THE BOTANICAL BLOG
Monday, June 25, 2012
This last week in June was approved five years ago by the U.S. Senate as “National Pollinator Week”. Pollinator week has now grown to be an international celebration of the valuable ecosystem services provided by bees, birds, butterflies, bats, and beetles. Concern about our pollinators is real, and I feel proud that our park is encouraging the process. Our butterfly program expands almost by the week, and I daily find myself explaining the reason for the white bags on our host trees. They are an integral part of our butterfly farming in the park being hatcheries for eggs that produce caterpillars that then voraciously eat the leaves of their host tree without spreading to the rest of the tree. They then give us the opportunity to easily move those caterpillars into the butterfly house where they become chrysalides and pupae before allowing butterflies to emerge in the house. Our Butterfly Garden provides much nectar for butterflies in the wild—and a few escapees from the house! I am also pleased to note that the Chaste trees in the Butterfly Garden, now that their blue flowers are forming, are attracting many honey bees. The English Garden, with its profusion of current blooms is also attracting bees and butterflies. (I sustained a bee sting this week while dead-heading in the English Garden, which would actually make me joyful except it followed hard on multiple hornet stings I sustained just three days before while working at home trimming periwinkle groundcover!).

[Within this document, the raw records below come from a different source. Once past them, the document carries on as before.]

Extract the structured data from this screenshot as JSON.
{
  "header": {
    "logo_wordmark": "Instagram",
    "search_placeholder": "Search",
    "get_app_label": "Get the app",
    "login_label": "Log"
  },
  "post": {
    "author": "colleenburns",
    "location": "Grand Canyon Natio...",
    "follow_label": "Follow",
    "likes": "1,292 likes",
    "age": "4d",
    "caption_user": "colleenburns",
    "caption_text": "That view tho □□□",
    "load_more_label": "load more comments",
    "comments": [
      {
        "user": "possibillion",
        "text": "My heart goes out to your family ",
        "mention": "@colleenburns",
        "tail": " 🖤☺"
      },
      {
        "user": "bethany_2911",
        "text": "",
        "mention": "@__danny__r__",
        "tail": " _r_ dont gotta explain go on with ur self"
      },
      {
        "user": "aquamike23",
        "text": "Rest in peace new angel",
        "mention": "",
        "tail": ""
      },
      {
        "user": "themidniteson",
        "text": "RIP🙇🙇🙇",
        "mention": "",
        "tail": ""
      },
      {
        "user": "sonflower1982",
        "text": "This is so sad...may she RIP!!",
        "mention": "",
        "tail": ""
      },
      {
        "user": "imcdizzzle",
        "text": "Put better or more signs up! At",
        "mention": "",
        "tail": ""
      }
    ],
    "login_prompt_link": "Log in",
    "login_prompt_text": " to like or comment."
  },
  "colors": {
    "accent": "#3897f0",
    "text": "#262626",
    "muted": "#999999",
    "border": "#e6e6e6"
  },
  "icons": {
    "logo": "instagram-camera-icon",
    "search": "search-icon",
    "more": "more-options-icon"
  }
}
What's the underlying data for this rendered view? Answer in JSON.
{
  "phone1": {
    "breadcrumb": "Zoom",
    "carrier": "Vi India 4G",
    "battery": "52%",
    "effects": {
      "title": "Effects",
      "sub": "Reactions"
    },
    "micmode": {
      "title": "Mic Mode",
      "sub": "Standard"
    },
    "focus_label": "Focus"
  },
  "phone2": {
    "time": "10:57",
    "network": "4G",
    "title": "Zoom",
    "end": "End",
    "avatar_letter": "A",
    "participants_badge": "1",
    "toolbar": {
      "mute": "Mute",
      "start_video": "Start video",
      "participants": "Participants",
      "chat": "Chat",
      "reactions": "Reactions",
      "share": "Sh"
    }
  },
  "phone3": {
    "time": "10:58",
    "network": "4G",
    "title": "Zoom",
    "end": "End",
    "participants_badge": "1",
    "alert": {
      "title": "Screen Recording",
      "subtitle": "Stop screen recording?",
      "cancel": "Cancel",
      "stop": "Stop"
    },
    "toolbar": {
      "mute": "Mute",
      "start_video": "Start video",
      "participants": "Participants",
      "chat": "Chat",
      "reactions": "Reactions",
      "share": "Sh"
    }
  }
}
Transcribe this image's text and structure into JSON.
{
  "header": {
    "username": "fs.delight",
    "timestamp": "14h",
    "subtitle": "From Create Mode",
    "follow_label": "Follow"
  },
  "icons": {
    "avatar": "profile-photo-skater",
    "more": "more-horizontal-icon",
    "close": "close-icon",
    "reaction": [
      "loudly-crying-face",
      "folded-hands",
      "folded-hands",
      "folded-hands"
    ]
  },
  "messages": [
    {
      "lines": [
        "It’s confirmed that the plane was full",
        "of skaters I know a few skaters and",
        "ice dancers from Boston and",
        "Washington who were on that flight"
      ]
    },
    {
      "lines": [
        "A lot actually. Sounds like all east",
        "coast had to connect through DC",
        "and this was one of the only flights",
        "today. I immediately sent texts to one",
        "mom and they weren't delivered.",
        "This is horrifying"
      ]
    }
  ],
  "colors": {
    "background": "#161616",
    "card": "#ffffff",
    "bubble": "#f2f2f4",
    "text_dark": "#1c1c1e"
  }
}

On tram tours around the park I often also point out the extensive areas of the park that we intentionally leave as natural habitat for birds. The Greater Ozarks Audubon Society are important park partners. They have been completing breeding surveys in the park and tracking the Purple Mountain House beside Drummond Lake just south of the Hosta Garden. According to Charles Burwick with the Audubon Society, chicks are fledging there as I write. By the way, purple martins are the only natural predator of the pesky Japanese beetles. Speaking of the beetles, they arrived earlier this year, which was no surprise, but that will probably mean that they will depart earlier, too! From my observations, I feel they have been less destructive so far in the park than over the past three years. The roses and crepe myrtles are not as decimated, although the beetles have done a fair job on the canna lily leaves. I feel confident, if we can get through the next two weeks relatively unscathed, recovery will be swift.
Summer is now official, and if the past weekend’s temperatures are a benchmark of what is to come, we are in for a long, hot, dry one. This could be brutal on our gardens and our trees. Let’s hope for a good rain soon to balance it out.